I didn’t have love in mind: I just wanted me and my shadow to meet up in a place where there was nowhere to hide and where even turning around was going to be problematic. Then we’d see what we’d see.

Still walking briskly, I got to the wooden steps and went on up them at a jog. It was important that he shouldn’t get too much time to think about this: I wanted him to commit himself right at the outset and then repent at leisure.

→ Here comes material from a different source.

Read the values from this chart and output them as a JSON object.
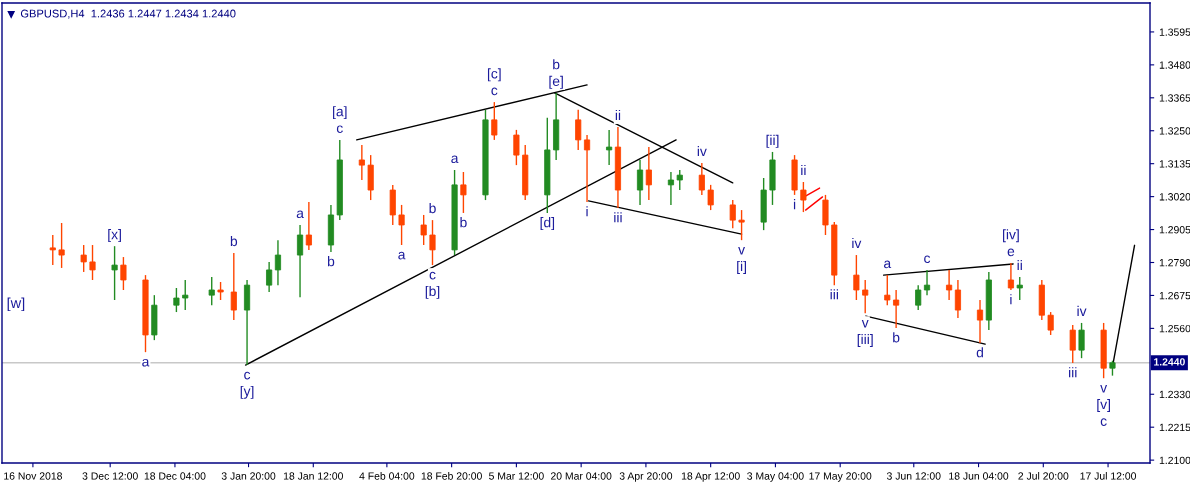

I walked out across the wooden footbridge, my footsteps echoing loudly. Overhead was an arched tunnel made out of steel loops and torn wire mesh. Once upon a time it had been there to stop suicidal passers-by from ending it all, or at least to move them along a little way and make them someone else’s problem: now there were so many gaps and rents in it that it couldn’t even do that. I made as much noise as I could, bringing my feet down heavily on the wooden planks. All part of the show: I wanted my tail to feel safe closing the gap, under cover of the racket.

Casting a furtive glance back and down through the gaps between the heat-warped planks, I caught a glimpse of his grey jacket and the top of his head as he climbed the steps in a hurry, trying to match my pace because he’d lost the line of sight. Great stuff.

At the far end of the walkway I scooted down a second, identical set of steps. Then I just ducked to the side, behind a narrow parapet wall maybe three inches taller than my head, and waited. Now I could hear him coming, because he was out on the bridge and there was no way to cross those echoing boards both quickly and quietly: and by the same token I was hoping that, because the noise he was making drowned out the noise I wasn’t, he didn’t know that I’d stopped.

I tensed, getting ready to jump him. He hadn’t looked too hefty, but it was probably still better to hit hard and ask questions afterwards. I had plenty of questions I wanted to ask.